Ambassador Allen Recounts France’s Gesture


Liberia’s Ambassador to France, Dr. C. William Allen, has acknowledged France’s numerous contributions to his country’s recovery period and expressed that Liberia will forever remain grateful to that European nation.

Making the statement while presenting his Letters of Credence on July 8, 2014 at the Elysee Palace in Paris, Ambassador Allen said “Liberia remains grateful to the people of France for their many support to it during the period of recovery from the 14 years of civil conflict.”

He told President Francois Hollande that after the period of catastrophe and anarchy in Liberia, France has provided financial and material support to the peacekeeping mission in Liberia and supported Liberia’s debt waiver.

He also acknowledged that France has donated non-lethal weapons to the Liberia National Police among other support to some Liberian institutions.

Ambassador Allen then welcomed recent decision by the French Development Agency to resume activities in Liberia with support for the country’s energy sector, particularly in the areas of transmission and distribution.

He called for more support to the Institute of French Studies, Alliance Francaise that promotes and provides instruction in the French Language and culture.

He recalled that Alliance Francaise has played a key role in educating Liberian students, educators and diplomats in the French Language thus promoting the understanding of the French Language among Liberians.

He also urged the French Government to consider expanding its Consular Services in Liberia to include the issuance of visas.

In addition to the request, Ambassador Allen said Liberia would like to see more French support for programs that promote regional integration and unity amongst Mano River Union and ECOWAS countries such as infrastructure projects funded by the African Development Bank (AfDB).

Receiving the letters, French President Hollande in a brief remark lauded President Ellen Johnson Sirleaf and the people of Liberia for assisting to restore peace in Mali by contributing a peace-keeping contingent to that sisterly West African Country.

President Hollande said the Liberian peacekeepers are helping to restore peace in Mali and their efforts are worth commendations.

President Hollande added that the presence of the French Development Agency in Liberia will further promote France-Liberia relations and assist Liberia in its recovery.

Liberia and France have enjoyed  cordial relations since 1852 when France recognized Liberia as an independent country.

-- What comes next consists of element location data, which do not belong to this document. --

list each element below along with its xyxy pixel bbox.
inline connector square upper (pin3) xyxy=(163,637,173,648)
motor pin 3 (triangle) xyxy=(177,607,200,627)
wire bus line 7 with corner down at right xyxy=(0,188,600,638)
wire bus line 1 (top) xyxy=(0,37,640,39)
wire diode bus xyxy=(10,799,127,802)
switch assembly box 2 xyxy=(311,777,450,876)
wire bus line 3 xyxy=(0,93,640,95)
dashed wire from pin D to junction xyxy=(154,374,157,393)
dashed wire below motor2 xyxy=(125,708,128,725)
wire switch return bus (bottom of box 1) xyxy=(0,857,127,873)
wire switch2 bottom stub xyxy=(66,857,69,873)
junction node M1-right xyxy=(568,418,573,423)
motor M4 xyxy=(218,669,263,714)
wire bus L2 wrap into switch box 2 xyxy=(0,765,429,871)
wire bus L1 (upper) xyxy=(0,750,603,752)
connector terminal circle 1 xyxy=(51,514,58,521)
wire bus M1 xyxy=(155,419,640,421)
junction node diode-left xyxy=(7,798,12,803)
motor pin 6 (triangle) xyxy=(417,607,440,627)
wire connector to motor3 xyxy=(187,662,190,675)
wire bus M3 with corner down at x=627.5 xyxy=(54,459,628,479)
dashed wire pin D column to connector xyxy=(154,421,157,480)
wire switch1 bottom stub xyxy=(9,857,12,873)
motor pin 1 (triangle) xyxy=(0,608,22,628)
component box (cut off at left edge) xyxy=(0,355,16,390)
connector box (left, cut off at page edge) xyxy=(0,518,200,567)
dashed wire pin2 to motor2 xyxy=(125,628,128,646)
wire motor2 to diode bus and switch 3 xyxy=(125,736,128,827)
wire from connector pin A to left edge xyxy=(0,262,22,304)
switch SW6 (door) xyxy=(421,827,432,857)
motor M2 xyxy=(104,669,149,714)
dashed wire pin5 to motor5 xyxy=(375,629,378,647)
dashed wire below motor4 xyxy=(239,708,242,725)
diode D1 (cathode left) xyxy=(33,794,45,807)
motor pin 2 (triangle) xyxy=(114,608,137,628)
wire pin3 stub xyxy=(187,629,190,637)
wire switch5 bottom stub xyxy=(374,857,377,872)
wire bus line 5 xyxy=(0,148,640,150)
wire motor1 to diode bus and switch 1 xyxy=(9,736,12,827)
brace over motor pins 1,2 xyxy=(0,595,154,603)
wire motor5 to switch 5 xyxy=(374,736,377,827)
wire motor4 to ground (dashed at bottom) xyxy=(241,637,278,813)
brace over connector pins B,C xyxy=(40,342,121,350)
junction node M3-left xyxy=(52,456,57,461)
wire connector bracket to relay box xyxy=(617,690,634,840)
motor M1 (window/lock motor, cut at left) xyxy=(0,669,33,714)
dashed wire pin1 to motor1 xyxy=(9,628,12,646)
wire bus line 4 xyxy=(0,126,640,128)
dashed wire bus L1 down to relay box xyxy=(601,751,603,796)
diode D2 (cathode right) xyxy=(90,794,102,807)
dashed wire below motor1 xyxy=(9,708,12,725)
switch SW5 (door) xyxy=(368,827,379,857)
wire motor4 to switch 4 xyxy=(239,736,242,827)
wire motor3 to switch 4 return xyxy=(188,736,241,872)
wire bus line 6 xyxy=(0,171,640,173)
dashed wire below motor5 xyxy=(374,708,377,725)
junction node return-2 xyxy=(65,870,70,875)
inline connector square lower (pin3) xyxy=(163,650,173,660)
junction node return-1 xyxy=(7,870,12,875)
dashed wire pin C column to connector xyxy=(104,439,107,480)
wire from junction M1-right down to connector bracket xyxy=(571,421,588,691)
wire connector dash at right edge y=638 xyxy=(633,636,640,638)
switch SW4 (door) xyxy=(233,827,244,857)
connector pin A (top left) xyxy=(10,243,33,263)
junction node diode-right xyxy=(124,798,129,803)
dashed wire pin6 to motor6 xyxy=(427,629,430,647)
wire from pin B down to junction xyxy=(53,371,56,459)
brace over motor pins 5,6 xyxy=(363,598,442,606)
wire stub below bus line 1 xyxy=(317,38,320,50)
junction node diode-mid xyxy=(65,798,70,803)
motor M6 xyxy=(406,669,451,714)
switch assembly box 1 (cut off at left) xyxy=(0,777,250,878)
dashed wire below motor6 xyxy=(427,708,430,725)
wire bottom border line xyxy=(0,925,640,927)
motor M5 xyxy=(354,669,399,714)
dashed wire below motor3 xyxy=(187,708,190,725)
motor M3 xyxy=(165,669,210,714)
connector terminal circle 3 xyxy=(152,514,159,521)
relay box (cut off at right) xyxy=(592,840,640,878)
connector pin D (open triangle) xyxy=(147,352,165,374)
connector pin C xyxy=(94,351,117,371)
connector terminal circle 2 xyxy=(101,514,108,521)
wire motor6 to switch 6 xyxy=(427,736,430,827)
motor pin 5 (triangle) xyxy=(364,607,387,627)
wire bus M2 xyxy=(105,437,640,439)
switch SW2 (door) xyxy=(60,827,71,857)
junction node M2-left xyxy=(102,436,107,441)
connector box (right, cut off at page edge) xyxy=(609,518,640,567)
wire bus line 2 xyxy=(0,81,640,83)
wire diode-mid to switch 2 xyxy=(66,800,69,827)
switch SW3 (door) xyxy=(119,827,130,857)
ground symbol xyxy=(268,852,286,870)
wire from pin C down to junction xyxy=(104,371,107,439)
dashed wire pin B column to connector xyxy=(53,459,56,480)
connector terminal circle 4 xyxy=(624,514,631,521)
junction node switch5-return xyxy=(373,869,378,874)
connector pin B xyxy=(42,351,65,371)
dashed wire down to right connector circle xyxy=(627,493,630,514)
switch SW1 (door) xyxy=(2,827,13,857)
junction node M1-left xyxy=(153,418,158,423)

The new Liberia Ambassador Extraordinary and Plenipotentiary to France is former President of the Press Union of Liberia, former Director General of the Civil Service Agency and former Minister of Information, Culture and Tourism of Liberia.

He holds the Doctor of Philosophy( Ph.D) in Mass Communication from Syracuse University, USA,  a Master of Public Administration (MPA) California State University and  Bachelor of Arts Degree in Journalism from the Pulliam School of Journalism, Franklin College.

Ambassador Allen took up his post in Paris, France in March this year.

Liberia and France have long history of relationship dating far back in the 1800s.  France was among a few European countries to recognize Liberia’s premature independence in 1847, and has been involved in close diplomatic tie with Liberia.

France’s Ambassador had presented Letters of Credence to Liberian President Ellen Johnson Sirleaf earlier, and the official takeover by Dr. Allen sums up the two countries’ diplomatic relations.

Unlike other European countries including Germany and Sweden that have history of concession with Liberia, France does not have, but Liberia has remained at the receiving end of its gesture just under mutualism.

Though the two countries’ relationship is solid, the stumbling block that impedes the flowing of their citizens in both countries is language barrier.

Not many Liberians speak French and the language is not emphasized in academic institutions in Liberia as may be done in French speaking countries in West Africa.